Wednesday, February 20, 2008

"Fierce Urgency of Now"


Political junkie that I am, glued to the primaries this compelling season (let’s face it, CNN boasts more drama these days than even Project Runaway), I rose off the couch the first time I heard Barack Obama—it may have been South Carolina—quote Martin Luther King’s “fierce urgency of now.”

Never heard it before. But now, the phrase won’t let me go. Bloggers too: a Google search pulls up thousands of blogs inspired by the turn of phrase.

King spoke these words in 1967 in a major speech given to a gathering of Clergy and Laymen Concerned about Vietnam at Riverside Church in New York. He presented in stunning detail the full spectrum of reasons he decided to come out against the war in Vietnam, a decision for which he was skewered by so many. (Read the
full speech here, and you’ll have no doubts about how he would have felt about the current Iraq dilemma.)

When I heard Obama quote King, I had no idea it reflected the Vietnam situation-- for me, the phrase beautifully sums up in four words where we are now.

The fierce urgency of now: the world is warming, climate changing, species disappearing, water vanishing, crops failing.

“The oceans of history,” King noted in that same speech, “are made turbulent by the ever-rising tides of hate. History is cluttered with the wreckage of nations and individuals that pursued this self-defeating path of hate.”

Like King connected Vietnam to the larger civil rights struggles of his day, today he would easily connect the dots between rising greenhouse gases, the rising tides of weather patterns, and the pummeling of New Orleans from Katrina, the coming crisis of millions of Bangladesh refugees when the warmed Indian Ocean rises, the devastating droughts in the South last year that crippled family farmers.

Global warming is not just an environmental issue: it is an economic issue. And a civil rights issue.

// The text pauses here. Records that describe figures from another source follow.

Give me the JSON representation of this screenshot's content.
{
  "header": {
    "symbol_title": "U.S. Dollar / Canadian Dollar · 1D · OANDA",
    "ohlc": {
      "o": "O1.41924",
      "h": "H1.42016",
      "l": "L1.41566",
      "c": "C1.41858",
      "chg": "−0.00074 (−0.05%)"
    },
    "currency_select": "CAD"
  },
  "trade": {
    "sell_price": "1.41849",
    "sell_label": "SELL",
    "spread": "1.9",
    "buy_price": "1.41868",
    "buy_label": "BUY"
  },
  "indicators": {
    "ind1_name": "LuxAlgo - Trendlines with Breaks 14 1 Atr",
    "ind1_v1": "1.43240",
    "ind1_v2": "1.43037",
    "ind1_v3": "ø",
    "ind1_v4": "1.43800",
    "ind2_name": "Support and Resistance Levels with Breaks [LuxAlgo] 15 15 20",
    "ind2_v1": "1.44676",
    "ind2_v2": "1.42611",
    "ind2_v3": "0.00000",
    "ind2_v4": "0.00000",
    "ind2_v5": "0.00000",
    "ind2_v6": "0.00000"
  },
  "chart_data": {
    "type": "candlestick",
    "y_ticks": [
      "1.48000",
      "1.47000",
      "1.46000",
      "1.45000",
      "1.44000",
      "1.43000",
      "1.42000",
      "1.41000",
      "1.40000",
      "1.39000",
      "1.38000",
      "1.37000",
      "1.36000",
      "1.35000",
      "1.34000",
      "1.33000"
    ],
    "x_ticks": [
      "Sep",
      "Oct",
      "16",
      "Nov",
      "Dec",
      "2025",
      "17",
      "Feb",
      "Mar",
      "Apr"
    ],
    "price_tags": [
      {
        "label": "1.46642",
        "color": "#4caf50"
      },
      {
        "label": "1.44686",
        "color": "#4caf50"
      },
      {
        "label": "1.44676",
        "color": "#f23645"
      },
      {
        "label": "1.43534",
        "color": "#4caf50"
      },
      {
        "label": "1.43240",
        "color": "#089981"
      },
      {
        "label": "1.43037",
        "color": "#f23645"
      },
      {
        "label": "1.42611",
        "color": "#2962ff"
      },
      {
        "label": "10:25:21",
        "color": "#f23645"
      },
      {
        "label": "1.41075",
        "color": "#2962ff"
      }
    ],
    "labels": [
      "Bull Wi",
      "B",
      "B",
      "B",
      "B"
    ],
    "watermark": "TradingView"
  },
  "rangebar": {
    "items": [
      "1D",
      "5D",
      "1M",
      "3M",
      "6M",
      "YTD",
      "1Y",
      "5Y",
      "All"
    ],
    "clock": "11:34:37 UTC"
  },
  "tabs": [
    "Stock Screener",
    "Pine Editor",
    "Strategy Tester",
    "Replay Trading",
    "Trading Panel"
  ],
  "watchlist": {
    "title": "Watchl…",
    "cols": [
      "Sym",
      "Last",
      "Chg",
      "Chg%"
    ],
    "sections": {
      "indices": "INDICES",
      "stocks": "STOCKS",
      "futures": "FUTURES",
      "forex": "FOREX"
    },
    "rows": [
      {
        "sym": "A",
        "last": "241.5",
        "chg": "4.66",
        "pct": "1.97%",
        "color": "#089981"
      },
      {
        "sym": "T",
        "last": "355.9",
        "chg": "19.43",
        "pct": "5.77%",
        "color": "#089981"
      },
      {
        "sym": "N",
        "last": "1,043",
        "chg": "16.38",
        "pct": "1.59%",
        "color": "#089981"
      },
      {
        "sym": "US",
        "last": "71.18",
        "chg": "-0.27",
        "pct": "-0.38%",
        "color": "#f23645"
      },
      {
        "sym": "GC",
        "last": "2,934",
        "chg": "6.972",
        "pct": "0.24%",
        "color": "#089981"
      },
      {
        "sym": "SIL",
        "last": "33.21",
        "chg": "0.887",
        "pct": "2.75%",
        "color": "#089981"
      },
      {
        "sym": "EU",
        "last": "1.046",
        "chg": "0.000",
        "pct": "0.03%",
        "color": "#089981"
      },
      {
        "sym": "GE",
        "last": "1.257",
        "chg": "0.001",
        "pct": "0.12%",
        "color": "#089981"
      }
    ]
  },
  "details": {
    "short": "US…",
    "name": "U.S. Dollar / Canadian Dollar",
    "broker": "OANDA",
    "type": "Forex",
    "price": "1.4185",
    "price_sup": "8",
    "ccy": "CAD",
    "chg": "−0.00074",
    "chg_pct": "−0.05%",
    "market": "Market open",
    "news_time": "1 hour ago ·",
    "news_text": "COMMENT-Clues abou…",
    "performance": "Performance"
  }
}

Just after offering the “fierce urgency phrase,” King added, “In this unfolding conundrum of life and history, there is such a thing as being too late. Procrastination is still the thief of time. Life often leaves us standing bare, naked, and dejected with a lost opportunity. The tide in the affairs of men does not remain at flood—it ebbs. Over the bleached bones and jumbled residues of numerous civilizations are written the pathetic words, ‘Too late.’”

Obama is right. On just the environment alone, we are confronted with the fierce urgency of now. Like King and Vietnam, I pray it’s not too late, and I pray we elect the right president in November for these, the greenhouse times.